ZIDANE: A 21ST CENTURY PORTRAIT : one of the most invigorating and mesmerizing films you will see all year. The international soccer superstar Zinédine Zidane is the subject, but this is not a conventional documentary of an athlete. It’s an entrancing real-time view of a match by training the camera (actually, 17 of them) on just one player. Lingering on his blunt expressionless face or following his footsteps across the grass, the image is matched by a lush billowing sound mix combining the Scottish band Mogwai, cheers of 80,000 screaming fans, and Spanish television announcers.
_Visit the website to order tickets, check venues and for the full festival schedule. Or visit the box office: Annex Room, 2nd Floor, Memorial Union, 800 Langdon St. Tel: 608-265-2933.
April 19: Cinema: Films at the Wisconsin Union Theatre: THE FANTASTIC PLANET
The Fantastic Planet was a 1973 Cannes Film Festival Award Winner. See a newly restored 35 mm print of this hand-painted animation. By French director Rene Laloux, this psychedelic account of grim creature wars was initially a Czech project, but was banned for suspicions of subversive content to be completed in France. It is the story of a human-like Om who escapes service to lead a group of outlying Oms in a battle to fight the tyranny of the Traggs, blue hairy giants that rule the planet. Wisconsin Union Theatre, Madison.

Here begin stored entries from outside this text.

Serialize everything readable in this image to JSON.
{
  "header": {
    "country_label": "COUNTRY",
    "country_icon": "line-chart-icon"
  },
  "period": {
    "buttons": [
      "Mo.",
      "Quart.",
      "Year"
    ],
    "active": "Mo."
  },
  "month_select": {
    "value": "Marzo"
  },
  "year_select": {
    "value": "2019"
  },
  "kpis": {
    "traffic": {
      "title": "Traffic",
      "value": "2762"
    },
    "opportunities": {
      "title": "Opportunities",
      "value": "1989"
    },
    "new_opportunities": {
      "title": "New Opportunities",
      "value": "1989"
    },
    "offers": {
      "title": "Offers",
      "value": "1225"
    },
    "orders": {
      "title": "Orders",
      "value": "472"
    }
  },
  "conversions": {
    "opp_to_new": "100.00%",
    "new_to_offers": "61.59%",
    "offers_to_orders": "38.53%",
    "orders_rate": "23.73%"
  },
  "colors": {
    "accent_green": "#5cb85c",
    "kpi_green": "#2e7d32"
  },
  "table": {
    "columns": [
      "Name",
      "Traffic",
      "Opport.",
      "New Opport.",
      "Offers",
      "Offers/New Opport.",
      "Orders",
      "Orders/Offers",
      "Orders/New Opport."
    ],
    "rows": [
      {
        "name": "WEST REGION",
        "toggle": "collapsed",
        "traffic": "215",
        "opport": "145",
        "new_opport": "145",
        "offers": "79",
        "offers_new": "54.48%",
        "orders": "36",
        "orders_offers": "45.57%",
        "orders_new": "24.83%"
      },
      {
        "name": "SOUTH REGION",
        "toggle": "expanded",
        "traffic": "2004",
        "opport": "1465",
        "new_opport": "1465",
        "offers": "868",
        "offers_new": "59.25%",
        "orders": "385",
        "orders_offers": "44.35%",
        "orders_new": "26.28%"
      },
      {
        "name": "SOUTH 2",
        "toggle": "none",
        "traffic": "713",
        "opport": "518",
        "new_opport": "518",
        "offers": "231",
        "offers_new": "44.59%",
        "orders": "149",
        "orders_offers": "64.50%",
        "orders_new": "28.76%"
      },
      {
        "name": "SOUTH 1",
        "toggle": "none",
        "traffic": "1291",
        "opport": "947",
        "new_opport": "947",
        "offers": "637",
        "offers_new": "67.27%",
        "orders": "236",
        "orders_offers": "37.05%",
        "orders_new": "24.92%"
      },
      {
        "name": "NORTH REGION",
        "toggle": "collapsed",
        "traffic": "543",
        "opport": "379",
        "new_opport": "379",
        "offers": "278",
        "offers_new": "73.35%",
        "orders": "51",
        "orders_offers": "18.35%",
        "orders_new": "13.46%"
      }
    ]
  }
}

April 23: Turn Off TV Week with the Alliance Française
Celebrate Turn Off T.V. Week by coming to the Alliance Française de Milwaukee to play games and sing songs in French. Free & open to the public - all children welcome
K4 - Grade 6. 3:30 - 4:30 pm. 1800 E. Capitol Drive. Tel:
April 27-29: Films at the Student Union Theater
THE ICEBERG (L’iceberg) directed by Dominique Abel, Fiona Gordon & Bruno Romy. April 27-29.
PLAYTIME directed by Jacques Tati. April 27.
University of Wisconsin Milwaukee, Union Theatre. 2200 East Kenwood Blvd. Tel: (414) 229-4070.
Through May 6: Theatre: TARTUFFE
What do you call someone who attempts to drive away your son, seduce your wife, marry your daughter and have you thrown in prison? Why “a saintly man,” of course! Orgon, the patriarch who can’t see through Tartuffe’s scheming hypocrisy nearly destroys his family with his blind devotion to his pious friend. Will he ever see through Tartuffe’s holier-than-thou pose? Molière’s hilarious and timeless comedy holds the answer. Milwaukee Repertory Theater.